Jesus freed this man from the bondage of the unclean spirit (Mark 5:8, 13). And, Jesus is the means by which one can be freed from the bondage of sin. He told His apostles, “I am the way, the truth, and the life: no man cometh unto the Father, but by me” (John 14:6). He also told them, “Now ye are clean through the word which I have spoken unto you” (John 15:3). Belief in and obedience to Jesus Christ and His gospel is the means by which one is made free from the bondage of sin. Paul said that the Romans had been “…the servants of sin, but ye have obeyed from the heart that form of doctrine which was delivered you. Being then made free from sin, ye became the servants of righteousness” (Rom. 6:17-18). The writer of the book of Hebrews stated, “Though he were a Son, yet learned he obedience by the things which he suffered; And being made perfect, he became the author of eternal salvation unto all them that obey him” (Heb. 5:8-9). Recall the earlier mentioned verse, “…delivered from the bondage of corruption into the glorious liberty of the children of God” (Rom. 8:21). Jesus said, “If the Son therefore shall make you free, ye shall be free indeed” (John 8:36).

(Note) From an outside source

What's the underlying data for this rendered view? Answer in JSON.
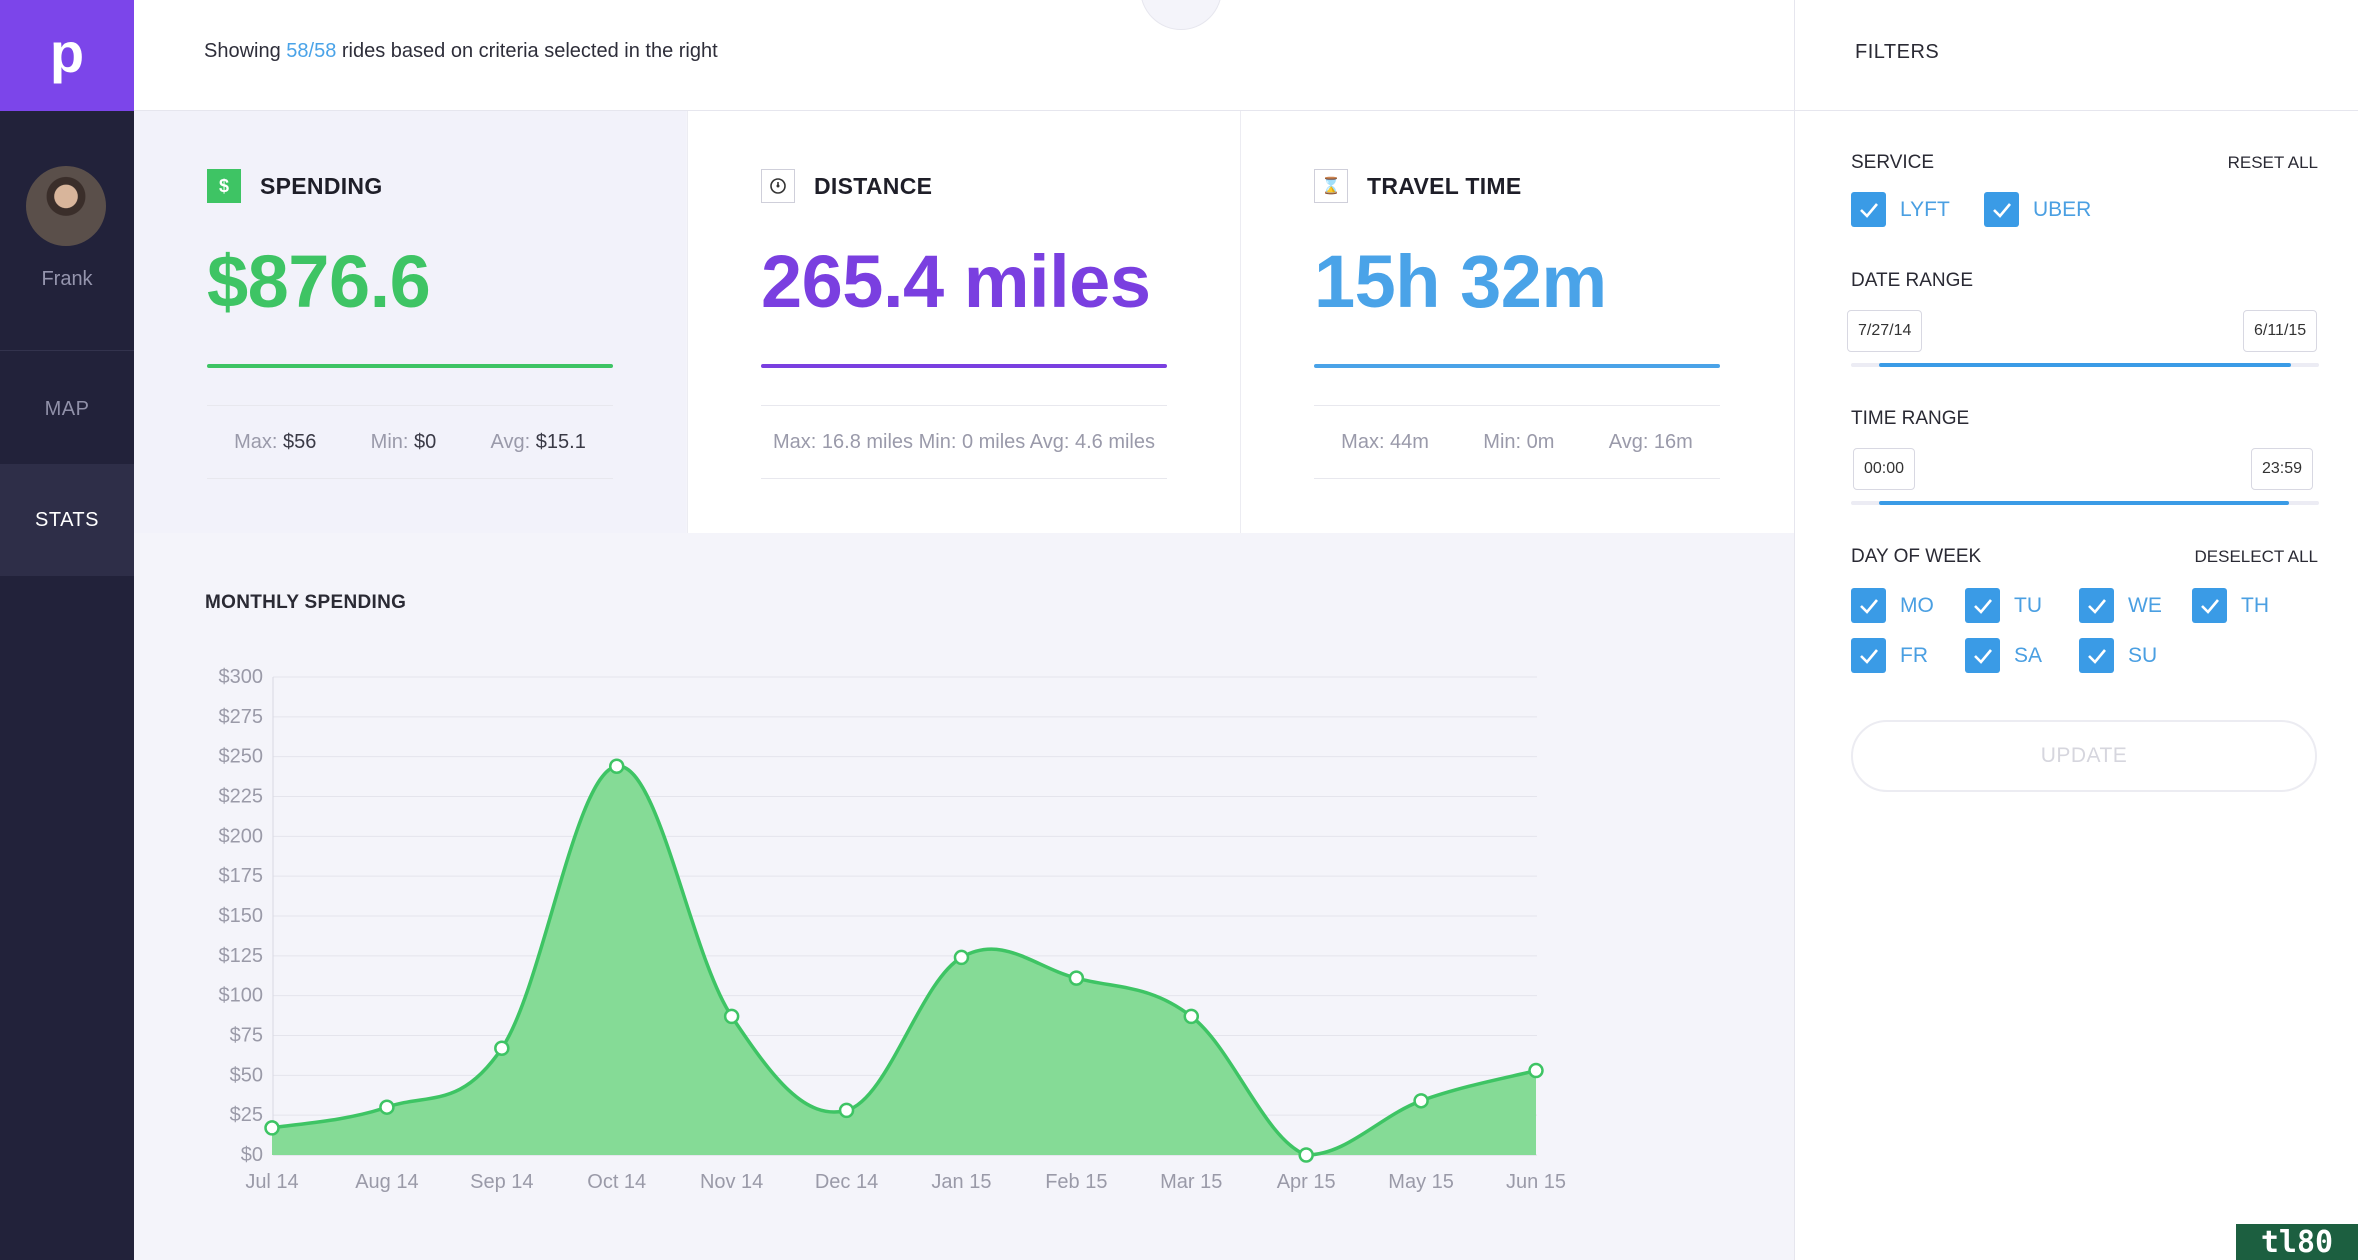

Consider one last lesson from this confrontation between Jesus and the one from whom Legion was cast. When it was done, Jesus told him to, “Go home to thy friends, and tell them how great things the Lord hath done for thee, and hath had compassion on thee” (Mark 5:19). The cleansed man was sent out to publish the blessings and salvation that can be found in Christ Jesus and no where else. When Paul told the Romans that they had been freed from the old law and were married to Christ, he continued, “that we should bring forth fruit unto God” (Rom. 7:4). It is the responsibility of every child of God to publish abroad the blessed freedom from the bondage of sin that can be obtained and enjoyed by any willing to bow down to the Lord Jesus Christ in love and obedience.